When the family friend who runs the thrift shop is murdered, her body is found by volunteer Kathryn Petite—who is Hilda Woodruff's secret daughter, placed for adoption when Hilda was a teenager. Hilda refuses to meet this specter from her past, so Kathryn is volunteering at the thrift shop in an attempt to get close to her birth family. Sonya investigates the murder, annoying the charming NYPD detective assigned to the case. But although Sonya's connection to the family lets her understand clues others miss, she is unable to prevent another murder.
In the end, Sonya's nose for news ferrets out the Woodruff family's darkest secrets…and the identity if the killer in their midst.

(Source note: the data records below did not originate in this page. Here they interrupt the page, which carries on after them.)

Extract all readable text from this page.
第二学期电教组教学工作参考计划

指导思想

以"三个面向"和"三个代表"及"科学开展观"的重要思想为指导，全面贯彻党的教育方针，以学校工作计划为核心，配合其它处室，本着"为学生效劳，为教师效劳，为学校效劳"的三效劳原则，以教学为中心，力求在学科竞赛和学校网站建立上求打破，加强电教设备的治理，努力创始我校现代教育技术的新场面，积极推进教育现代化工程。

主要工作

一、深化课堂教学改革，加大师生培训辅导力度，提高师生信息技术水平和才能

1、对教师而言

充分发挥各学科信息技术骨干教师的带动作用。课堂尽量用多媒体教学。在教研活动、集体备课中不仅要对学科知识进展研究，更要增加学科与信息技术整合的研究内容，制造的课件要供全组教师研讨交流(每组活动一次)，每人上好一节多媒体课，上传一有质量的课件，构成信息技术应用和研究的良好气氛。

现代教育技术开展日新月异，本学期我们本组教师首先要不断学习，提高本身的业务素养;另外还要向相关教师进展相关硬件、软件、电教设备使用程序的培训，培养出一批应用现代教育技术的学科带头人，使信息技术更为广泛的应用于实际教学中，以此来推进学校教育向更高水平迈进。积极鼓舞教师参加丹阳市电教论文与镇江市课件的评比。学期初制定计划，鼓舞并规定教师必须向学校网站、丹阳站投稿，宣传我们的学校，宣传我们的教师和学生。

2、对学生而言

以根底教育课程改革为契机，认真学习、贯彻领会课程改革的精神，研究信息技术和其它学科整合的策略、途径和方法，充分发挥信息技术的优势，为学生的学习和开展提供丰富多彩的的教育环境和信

At the Publisher's request, this title is being sold without Digital Rights Management Software (DRM) applied.
PUBLISHERS WEEKLY
The third novel to feature television producer and accidental sleuth Sonya Iverson (who appeared last in 2006's Shooting Script) promises A-list celebrity scandal and style, but delivers only graying socialites and secondhand couture. Sonya is assigned to cover the 40th anniversary of Woody's, a high-end thrift store, for The Donna Fuller Show. Opened in the 1950s by Anthea Woodruff, wife of New York publishing magnate James Woodruff, the store is now run by her three daughters Hilda, Julia and Ellin, and doting confidante Gussie Ford. The fluff piece unfolds into a hard news lead when Gussie turns up murdered in the shop days before the anniversary gala. Sonya probes into the dirty little secrets of the Woodruff family while arrogance, addiction and treachery come into full view. Klensch's prose lacks the brio to invigorate the trite controversy at the heart of the novel. Her celebrity characters are too thinly drawn, their motives too obviously vapid, and so the novel leaves unanswered that first question of every good news story: why do we care?